Remembering Nigeria's Women and Girls on International Women's Day
Published March 8, 2017
By Patricia Taft and Hannah Blyth
Fund for Peace – Global Square Blog
As we come together to celebrate International Women’s Day, we are reminded there are still many areas of the world where women and children face violence and insecurity. In Nigeria, sexual abuse and violence perpetrated against women and children remains prevalent in communities throughout the country.
The Fund For Peace’s (FFP) Violence Affecting Women and Girls (VAWG) initiative, implemented in partnership with the Nigeria Stability and Reconciliation Programme (NSRP), aims to break the culture of silence around gender-based violence. Through improving incident reporting and combining local knowledge with cutting edge technology to better understand patterns and trends in VAWG throughout Nigeria, the program aims to foster early response and preventative action. We work closely with civil society organizations on the ground in the North, North Central, Middle Belt, and Niger Delta regions of Nigeria to track the main threats to women and children in five key states.

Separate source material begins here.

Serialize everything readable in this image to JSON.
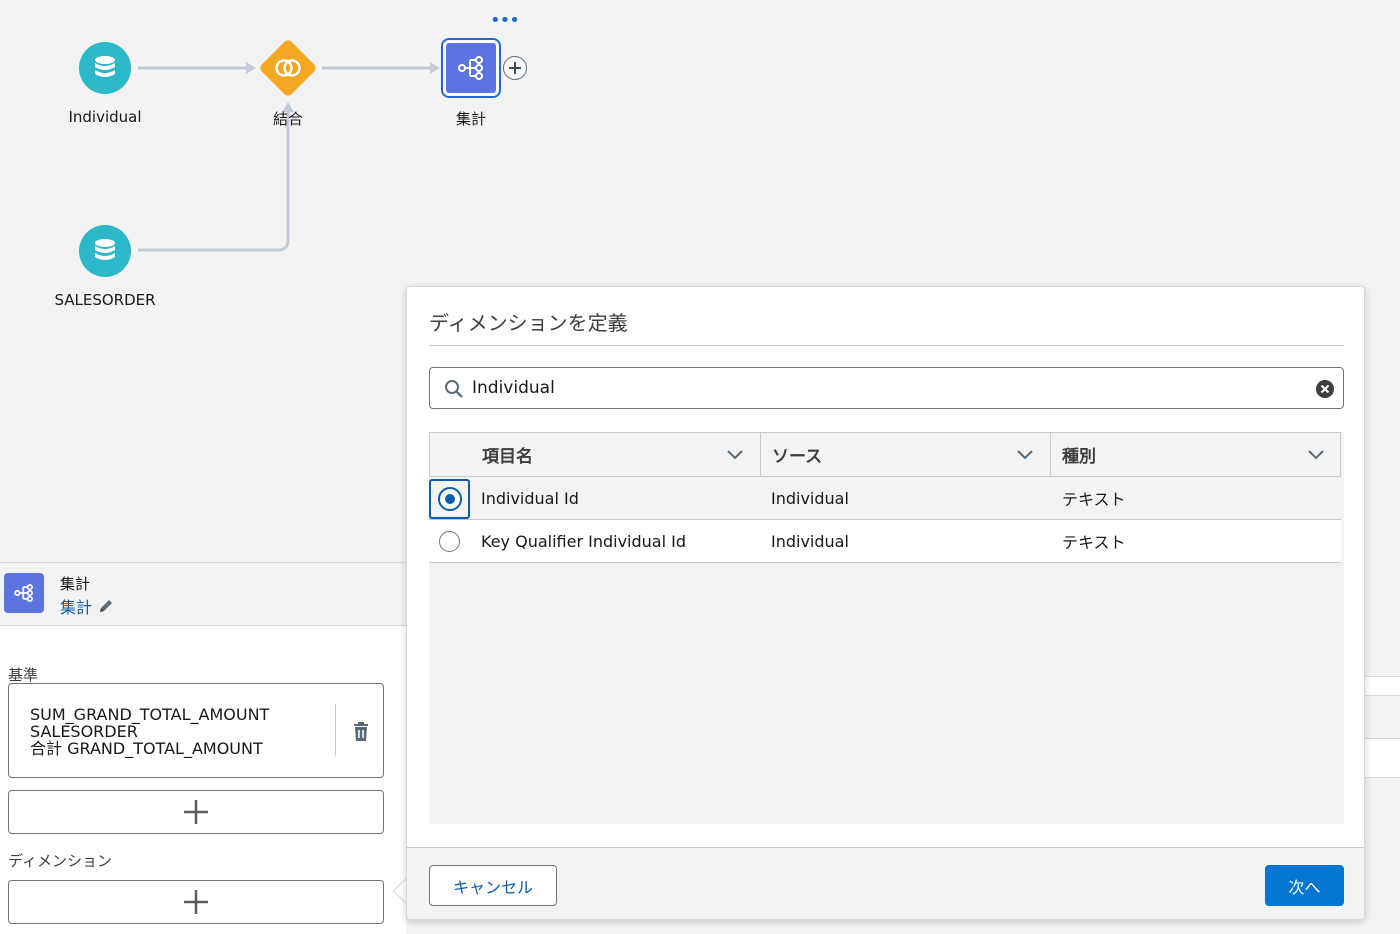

The following reports summarize these findings and propose practical steps that could be taken to help end the abuse and ensure the safety and security of women and children throughout the country:
- Impacts of Violence on Women and Girls in Kaduna - March 2017
- Impacts of Conflict, Violence on Women and Girls in Nigeria's Plateau State - November 2016
- The Abuse of Trust in Nigeria's Rivers State - October 2016
- Child Sexual Assault and Violence in Nigeria’s Kano State - October 2016
- Confronting the Unthinkable: Suicide Bombers in Northern Nigeria - February 2016
These reports are based on research conducted by the Fund for Peace over the past two years as well as a series of interviews conducted over a weeklong period in Maiduguri, Borno state, and Abuja, FCT, in November and December, 2015. It is also based on analyzed data generated by the NSRP VAWG Observatory Platform, the Partners for Peace (P4P) Map (including data from Nigeria Watch and the Armed Conflict Location and Event Data Project– ACLED). The Council on Foreign Relations’ Nigeria Security Tracker (NST), was also used in the research and writing of this report. All views expressed are solely those of FFP and are not reflective of its funders or partners.